By
Charles Muchiri
Behold the new Pontiff: Pope Francis! |
Kenya - Friday 15, 2013: Just
a day before white smoke came off the Sistine Chapel’s chimney, I told some two
Kenya Television Network (KTN) reporters - who were interviewing faithful
outside the Holy Family Basilica – that, I was looking forward to a Pope,
coming from the Latin America.
That
was the first day that the 115 cardinals were meeting at Vatican. Five votes
later, my expectation was right on!
And
so, Cardinal Jorge Mario Bergoglio it was; he picked for himself the name Pope
Francis. This is the man who has now taken over the leadership of over 1.5
Billion Roman Catholics all over the World.
The,
76 years old Argentine and Jesuit from Buenos Aires seemed to be overlooked by
the media speculation machine that had gone wild with guess works on who seemed
to fit the Vatican Bureaucracy and who seemed off.
But
as the news were broken by Jean-Louis Pierre Tauran, Cardinal Protodeacon, it
became apparent that indeed, the Holy Spirit works in different ways; that the
ways of God are surely the not the ways (and projections) of man.
The
new Pope’s disposition of humility immediately came to light when he requested
Christians who had thronged the St Peters’ Squire (and millions more watching
on live television broadcast across the world) to pray for him before he could
offer the much awaited Urbi et Orbi.
A Jesuit, from the Southern hemisphere |
That
was a moment that many who followed the Wednesday proceedings will forever keep
in mind.
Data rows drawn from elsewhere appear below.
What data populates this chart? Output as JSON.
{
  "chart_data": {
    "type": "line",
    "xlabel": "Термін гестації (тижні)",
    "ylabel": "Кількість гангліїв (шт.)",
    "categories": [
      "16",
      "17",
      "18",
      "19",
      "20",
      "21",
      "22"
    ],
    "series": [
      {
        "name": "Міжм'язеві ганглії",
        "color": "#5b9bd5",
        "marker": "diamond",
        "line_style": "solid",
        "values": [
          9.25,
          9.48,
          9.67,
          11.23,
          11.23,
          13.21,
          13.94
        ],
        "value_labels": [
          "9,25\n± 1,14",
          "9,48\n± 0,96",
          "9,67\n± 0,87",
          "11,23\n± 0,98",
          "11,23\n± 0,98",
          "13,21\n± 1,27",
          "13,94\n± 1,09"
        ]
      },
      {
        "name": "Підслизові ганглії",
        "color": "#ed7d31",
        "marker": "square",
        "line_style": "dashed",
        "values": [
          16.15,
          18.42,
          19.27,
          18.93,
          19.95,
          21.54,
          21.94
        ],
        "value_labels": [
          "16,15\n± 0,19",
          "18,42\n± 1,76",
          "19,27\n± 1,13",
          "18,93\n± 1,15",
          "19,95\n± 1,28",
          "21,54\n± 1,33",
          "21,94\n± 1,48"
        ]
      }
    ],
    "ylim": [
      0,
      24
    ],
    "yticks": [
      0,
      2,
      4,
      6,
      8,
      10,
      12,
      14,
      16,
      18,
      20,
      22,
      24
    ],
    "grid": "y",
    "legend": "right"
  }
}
A man who has just been proclaimed Pope, a leader of a Church that has
such a world-wide presence, asking those who so much await his very first
blessings, to pray for him? And bowing down to receive their blessing? That was
massive!
This
is certainly a thing that will have a lasting impression on the minds of many
Roman Catholics, that they have a responsibility to pray for the Pontiff.
The
fact that this is the first pope to come from the Southern hemisphere is very
significant for the Church. One outright thing that comes out is that the
Church today, more than ever, is appreciating its universality from the acme of
its structure.
This
marks a very interesting pattern, the papacy coming from its traditional
Western Europe to Poland, then to Germany and now to Argentina. Who knows, this
might be a momentum that might not stop until we have a pope coming from Asia
or from Africa, where the Catholic faith has been growing by leaps and bounds.